Granger : «  Définition qui fait apparaître celui-ci comme un corpus plutôt que comme un système de règles et un ensemble d’éléments. L’idée de Wittgenstein est bien en effet que le langage, comme le monde dont il est l’image isomorphe, est le sous-ensemble de faits pris comme expression des faits du monde, une miniature en quelque sorte, un microcosme. » (181).

4.002 : l’homme est un animal linguistique

Le langage fait partie de sa nature (de sa « forme de vie » caractéristique, dirait le 2e Wittgenstein), mais ne lui est pas pour autant clair.

Distinguer : la langue / le langage, tel que défini en 4.001 , de la « langue usuelle » et des langues (existantes).

Le langage doit être compris comme « la capacité de construire des langues / langages », des systèmes symboliques permettant de décrire la réalité : ces langages, quels qu’ils soient, permettent en droit d’exprimer « tout sens », de dire tout ce qui peut être dit de sensé à propos de la réalité (au delà même de ce qui est vrai).
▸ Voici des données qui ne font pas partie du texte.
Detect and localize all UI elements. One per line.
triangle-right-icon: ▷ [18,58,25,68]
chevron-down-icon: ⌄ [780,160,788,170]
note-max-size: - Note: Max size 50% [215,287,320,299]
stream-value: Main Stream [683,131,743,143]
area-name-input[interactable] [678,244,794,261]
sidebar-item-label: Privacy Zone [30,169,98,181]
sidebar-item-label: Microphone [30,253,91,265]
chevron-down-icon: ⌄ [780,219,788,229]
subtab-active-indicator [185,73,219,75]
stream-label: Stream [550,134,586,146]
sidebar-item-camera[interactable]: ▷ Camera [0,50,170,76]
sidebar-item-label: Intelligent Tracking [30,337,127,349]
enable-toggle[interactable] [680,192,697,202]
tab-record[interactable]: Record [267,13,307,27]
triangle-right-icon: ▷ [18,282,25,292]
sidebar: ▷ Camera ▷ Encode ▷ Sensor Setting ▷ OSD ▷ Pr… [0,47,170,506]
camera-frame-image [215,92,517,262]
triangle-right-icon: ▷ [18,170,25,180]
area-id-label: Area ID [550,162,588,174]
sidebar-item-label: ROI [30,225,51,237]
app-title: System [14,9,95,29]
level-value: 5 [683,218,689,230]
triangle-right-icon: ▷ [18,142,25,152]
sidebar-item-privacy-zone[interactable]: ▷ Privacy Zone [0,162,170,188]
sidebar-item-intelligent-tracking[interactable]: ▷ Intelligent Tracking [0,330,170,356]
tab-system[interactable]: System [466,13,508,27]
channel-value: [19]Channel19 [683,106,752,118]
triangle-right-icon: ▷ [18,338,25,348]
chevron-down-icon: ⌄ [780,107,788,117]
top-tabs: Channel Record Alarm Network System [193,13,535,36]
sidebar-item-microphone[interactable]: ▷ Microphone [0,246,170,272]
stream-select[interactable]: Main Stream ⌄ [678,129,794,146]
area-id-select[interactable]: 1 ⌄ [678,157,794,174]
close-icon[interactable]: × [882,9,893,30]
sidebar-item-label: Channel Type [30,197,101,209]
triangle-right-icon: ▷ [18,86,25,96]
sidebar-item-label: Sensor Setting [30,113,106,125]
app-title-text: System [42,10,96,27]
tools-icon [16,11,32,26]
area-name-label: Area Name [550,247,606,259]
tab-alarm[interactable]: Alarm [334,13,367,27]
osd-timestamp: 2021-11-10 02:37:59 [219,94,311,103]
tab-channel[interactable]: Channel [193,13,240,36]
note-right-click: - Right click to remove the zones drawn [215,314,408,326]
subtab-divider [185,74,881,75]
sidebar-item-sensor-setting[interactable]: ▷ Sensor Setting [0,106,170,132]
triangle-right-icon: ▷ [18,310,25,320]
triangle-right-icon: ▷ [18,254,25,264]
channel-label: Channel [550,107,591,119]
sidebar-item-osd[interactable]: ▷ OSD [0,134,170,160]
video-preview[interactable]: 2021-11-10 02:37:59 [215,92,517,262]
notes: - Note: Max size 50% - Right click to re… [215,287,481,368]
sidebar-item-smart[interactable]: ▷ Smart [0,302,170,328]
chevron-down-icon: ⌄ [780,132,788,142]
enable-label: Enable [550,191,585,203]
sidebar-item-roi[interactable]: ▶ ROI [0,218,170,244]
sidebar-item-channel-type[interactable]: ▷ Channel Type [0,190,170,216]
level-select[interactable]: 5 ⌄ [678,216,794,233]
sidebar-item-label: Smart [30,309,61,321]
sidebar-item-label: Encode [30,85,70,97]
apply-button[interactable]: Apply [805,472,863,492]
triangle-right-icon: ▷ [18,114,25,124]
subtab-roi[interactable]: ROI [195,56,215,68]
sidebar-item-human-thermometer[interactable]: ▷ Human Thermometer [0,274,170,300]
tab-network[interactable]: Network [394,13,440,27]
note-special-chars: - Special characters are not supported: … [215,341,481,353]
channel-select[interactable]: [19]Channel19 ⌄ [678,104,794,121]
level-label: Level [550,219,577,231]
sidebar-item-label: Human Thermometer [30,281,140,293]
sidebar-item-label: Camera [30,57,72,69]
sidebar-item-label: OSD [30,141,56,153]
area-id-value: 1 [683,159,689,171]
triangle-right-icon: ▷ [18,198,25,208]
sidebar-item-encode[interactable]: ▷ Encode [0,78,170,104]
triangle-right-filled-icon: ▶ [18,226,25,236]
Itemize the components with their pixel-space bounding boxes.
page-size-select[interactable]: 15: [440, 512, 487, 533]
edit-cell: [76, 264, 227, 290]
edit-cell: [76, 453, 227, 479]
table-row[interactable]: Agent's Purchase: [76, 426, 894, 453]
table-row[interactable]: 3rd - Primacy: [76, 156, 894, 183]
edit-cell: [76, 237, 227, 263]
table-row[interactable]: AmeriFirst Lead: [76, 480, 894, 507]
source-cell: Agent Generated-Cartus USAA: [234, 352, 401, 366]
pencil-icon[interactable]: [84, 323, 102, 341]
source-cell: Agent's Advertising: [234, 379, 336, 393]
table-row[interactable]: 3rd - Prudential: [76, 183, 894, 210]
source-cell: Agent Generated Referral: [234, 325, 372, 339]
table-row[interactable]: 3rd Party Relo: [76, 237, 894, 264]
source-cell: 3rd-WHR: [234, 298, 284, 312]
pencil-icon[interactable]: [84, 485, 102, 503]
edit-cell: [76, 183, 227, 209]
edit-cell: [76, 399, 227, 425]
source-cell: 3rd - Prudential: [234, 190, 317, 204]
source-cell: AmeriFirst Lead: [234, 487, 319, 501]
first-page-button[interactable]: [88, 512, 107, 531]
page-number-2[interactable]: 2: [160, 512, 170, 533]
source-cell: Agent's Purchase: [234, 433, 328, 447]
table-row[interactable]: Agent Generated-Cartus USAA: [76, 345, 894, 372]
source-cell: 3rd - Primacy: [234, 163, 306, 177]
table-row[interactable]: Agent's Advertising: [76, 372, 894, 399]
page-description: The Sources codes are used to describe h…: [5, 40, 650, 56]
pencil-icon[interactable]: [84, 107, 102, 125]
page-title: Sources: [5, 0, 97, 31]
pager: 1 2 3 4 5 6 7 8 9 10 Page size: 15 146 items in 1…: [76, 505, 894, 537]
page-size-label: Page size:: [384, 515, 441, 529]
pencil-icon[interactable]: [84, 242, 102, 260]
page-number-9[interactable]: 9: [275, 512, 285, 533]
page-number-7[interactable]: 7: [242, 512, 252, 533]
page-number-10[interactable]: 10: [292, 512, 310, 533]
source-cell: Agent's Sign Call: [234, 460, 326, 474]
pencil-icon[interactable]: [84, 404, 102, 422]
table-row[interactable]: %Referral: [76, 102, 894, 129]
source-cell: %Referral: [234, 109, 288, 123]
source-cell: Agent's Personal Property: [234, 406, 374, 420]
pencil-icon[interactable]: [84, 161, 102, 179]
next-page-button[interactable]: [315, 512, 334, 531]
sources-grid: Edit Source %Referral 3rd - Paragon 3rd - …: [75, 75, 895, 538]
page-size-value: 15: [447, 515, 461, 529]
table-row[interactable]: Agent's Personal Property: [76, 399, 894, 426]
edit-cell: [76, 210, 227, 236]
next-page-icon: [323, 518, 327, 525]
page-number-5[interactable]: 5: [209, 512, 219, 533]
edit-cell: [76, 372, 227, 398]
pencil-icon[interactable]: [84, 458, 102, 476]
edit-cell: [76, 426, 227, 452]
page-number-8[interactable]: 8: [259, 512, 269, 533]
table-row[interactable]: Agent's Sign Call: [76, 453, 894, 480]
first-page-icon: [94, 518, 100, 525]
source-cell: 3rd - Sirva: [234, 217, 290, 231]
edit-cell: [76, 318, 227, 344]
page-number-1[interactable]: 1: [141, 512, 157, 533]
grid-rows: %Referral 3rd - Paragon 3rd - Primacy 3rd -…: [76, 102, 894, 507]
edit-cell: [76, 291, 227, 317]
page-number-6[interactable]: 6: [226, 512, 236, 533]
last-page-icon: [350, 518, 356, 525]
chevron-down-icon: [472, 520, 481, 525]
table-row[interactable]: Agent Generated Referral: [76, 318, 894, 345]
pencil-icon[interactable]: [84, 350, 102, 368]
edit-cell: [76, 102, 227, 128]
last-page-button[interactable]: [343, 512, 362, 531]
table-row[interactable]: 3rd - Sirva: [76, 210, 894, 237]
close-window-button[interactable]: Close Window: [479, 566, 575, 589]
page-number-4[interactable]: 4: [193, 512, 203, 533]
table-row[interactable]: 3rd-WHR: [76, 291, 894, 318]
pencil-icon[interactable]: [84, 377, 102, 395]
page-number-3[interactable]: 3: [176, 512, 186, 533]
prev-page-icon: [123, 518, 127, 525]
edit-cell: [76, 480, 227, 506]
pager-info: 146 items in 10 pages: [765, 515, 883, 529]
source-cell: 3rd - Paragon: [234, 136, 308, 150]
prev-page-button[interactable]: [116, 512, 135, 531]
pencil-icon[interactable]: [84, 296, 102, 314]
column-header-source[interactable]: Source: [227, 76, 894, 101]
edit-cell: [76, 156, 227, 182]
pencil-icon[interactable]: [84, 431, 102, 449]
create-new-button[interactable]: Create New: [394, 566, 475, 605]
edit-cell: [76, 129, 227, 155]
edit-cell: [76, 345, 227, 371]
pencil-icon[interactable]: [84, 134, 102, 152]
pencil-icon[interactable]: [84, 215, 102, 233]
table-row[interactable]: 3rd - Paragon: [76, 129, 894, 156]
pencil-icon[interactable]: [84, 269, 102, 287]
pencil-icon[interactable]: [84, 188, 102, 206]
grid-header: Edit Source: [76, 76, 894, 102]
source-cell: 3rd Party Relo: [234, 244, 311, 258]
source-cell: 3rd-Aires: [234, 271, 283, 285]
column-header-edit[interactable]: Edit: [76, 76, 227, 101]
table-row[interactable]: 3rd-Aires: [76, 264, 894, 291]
En ce sens, la capacité d’expression d’un langage est illimitée.

D’un autre côté, l’exercice de cette capacité n’est pas tout à fait conscient : l’homme n’a pas une idée bien déterminée de ce que (was) désigne (Bedeutet) chaque mot ni de la manière (wie) dont cette désignation s’opère. La langue usuelle d’un homme est comparable à ses organes : il s’en sert « naturellement » sans savoir exactement comment ils fonctionnent.

Il n’y a pas, pour l’homme, de saisie immédiate de la logique de la langue à partir de l’usage de sa langue usuelle.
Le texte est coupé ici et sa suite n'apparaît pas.